SIGONELLA, Italy – The anticipation is over, but the hard work is just beginning as the next iteration of Special-Purpose Marine Air-Ground Task Force Africa 13 arrived here July 8 for their six-month rotation in support of U.S. Marine Corps Forces Africa.
The Marines and sailors of Special-Purpose MAGTF Africa 13 are part of a rotational force primarily staffed from 4th Combat Engineer Battalion stationed in Baltimore. They will conduct theater security cooperation, military-to-military engagements and provide resources to support limited crisis response within U.S. Africa Command’s area of responsibility.
“The Marines just finished a four-month long training package and I have no doubt they are ready for the real thing,” said Lt. Col. Jack Estepp, the executive officer of Special-Purpose MAGTF Africa 13.
The planning process and arrangements up to this point were non-stop as final logistical decisions were sorted and the coordination of multiple moving parts was synchronized. The arrival alone had to be planned down to the smallest detail from the charter bus’ designated pit stops to the proper weight distribution on the departing aircraft.
“A lot of learning took place as we planned for our upcoming deployment,” said 1st Lt. Jacob Braith, the assistant logistics officer with Special-Purpose MAGTF Africa 13.
With such a small force and so many moving parts, it is no wonder they conduct an involved screening process in order to ensure the Marines and sailors are physically and mentally prepared for this particular assignment. The task force is comprised of more than 30 different reserve units throughout the United States, yet within a few short months, the esprit de corps developed rapidly within this tight-knit group.

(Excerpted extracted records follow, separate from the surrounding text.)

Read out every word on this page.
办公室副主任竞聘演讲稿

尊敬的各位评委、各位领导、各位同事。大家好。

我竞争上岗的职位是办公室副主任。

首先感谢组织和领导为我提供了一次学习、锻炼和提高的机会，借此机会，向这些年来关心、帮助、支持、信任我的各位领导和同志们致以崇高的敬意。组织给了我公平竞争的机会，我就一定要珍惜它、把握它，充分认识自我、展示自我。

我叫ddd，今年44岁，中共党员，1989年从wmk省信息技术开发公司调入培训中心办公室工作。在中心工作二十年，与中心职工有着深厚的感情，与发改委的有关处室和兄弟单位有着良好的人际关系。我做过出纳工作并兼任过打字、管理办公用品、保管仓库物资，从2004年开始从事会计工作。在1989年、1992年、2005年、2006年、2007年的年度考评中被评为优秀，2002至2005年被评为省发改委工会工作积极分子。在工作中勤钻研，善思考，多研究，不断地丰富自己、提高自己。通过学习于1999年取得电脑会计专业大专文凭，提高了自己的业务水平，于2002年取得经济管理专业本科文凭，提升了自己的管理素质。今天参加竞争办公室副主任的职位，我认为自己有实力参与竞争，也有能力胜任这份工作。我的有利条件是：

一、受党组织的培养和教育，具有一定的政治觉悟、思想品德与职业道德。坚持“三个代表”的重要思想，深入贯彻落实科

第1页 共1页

“Junior Marines had to fill senior billets and they did very well stepping up to the plate,” said Braith.
Special-Purpose MAGTF Africa 13’s mission is to assist African nations in addressing their security concerns. The task force is equipped to provide assistance in a variety of topics including logistics, counter terrorism, communications, non-lethal weapons training, maritime security force assistance, military planning, small-unit leadership and vehicle maintenance.
“Our primary focus is to build stronger relationships with our African partner nations,” said Estepp, a Poway, Calif., native.
Their ability to support simultaneous engagements throughout the region is eased by their location in southern Europe. The challenge will be ensuring all missions are simultaneously coordinated and conducted successfully.
“Moving Marines’ gear in and out of a continent triple the size of the United States will be a challenge all itself,” said Braith, a Sebeka, Minn., native. “This is such a dynamic situation that everybody is excited.”